If you can get past the secondary characters who put the "problem" in "problematic elements" - the main romance itself is fairly light and charming. Esme and Billy have a nice banter and I'm a sucker for a road romance. There are moments in the story where both characters have to reconcile with their pasts and also address the fact that a Duke's daughter is just a wee smidge out of the league of a bounty hunter who wants to be a lawman.
I did feel at times the pacing suffered a bit (Part III of the book dragged on too long for me) and the villain is pretty thinly drawn, mostly serving as a device to move our couple through the plot and towards the happy ending. All of this sounds like I disliked the book, which I didn't. What ended up elevating it for me? The actual text. The actual book. We live in a world where yes, self-publishing is wonderful and traditional publishers are asking authors to keep up frenetic writing paces. As the reader? I don't always get a quality product. I'm sorry authors - but y'all know I'm speaking some truth right now. Nobody's Darling reads like a book that everybody took their time on. The author took time and care writing it. Her editor took time and care EDITING it. It's not even the best book I've ever read, but it reads like a frackin' masterpiece now - 17 years after it's publication date. It is, creatively speaking, a well-put-together story. Start to finish. I had real, obvious, issues with the book - truly I did - but not once did I contemplate DNF'ing this. I kept reading it because Medeiros MADE ME want to keep reading it.
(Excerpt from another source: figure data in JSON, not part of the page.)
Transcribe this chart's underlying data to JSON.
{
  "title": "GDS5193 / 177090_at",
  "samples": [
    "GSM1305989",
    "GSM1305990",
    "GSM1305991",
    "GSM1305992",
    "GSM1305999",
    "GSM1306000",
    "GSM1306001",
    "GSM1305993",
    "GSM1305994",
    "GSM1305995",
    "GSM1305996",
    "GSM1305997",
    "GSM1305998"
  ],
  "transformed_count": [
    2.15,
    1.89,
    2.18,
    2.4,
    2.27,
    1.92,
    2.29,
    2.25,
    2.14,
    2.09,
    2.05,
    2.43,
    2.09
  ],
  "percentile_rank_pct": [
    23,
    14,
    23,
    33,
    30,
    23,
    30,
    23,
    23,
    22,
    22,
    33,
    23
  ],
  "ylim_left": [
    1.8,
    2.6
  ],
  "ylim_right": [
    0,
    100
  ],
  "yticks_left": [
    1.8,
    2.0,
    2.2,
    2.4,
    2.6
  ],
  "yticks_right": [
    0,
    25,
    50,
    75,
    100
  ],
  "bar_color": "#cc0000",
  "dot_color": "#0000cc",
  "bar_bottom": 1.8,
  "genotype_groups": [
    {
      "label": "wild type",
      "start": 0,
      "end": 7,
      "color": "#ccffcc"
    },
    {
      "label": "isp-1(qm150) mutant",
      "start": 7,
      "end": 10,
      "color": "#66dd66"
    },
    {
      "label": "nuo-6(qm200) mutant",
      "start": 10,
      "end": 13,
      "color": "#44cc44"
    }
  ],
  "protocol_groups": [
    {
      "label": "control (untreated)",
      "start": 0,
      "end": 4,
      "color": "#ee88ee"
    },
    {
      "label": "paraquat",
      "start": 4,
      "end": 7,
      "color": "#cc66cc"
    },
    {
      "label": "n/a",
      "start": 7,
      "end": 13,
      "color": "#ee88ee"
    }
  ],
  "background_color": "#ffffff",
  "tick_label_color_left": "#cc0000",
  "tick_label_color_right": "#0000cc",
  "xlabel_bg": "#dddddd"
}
So for that reason alone? I'm probably going to slap this with a higher grade than I suspect most of you think I should. The issues that bothered me (ugh, the Darling Gang!) are things that probably won't bother other readers and admittedly probably wouldn't have bothered me 16 years ago. But I'm older and crankier now - and bother me they did. Still, I think this is one worth reading and could totally see it as a "gateway western" for romance readers who don't normally go for the setting.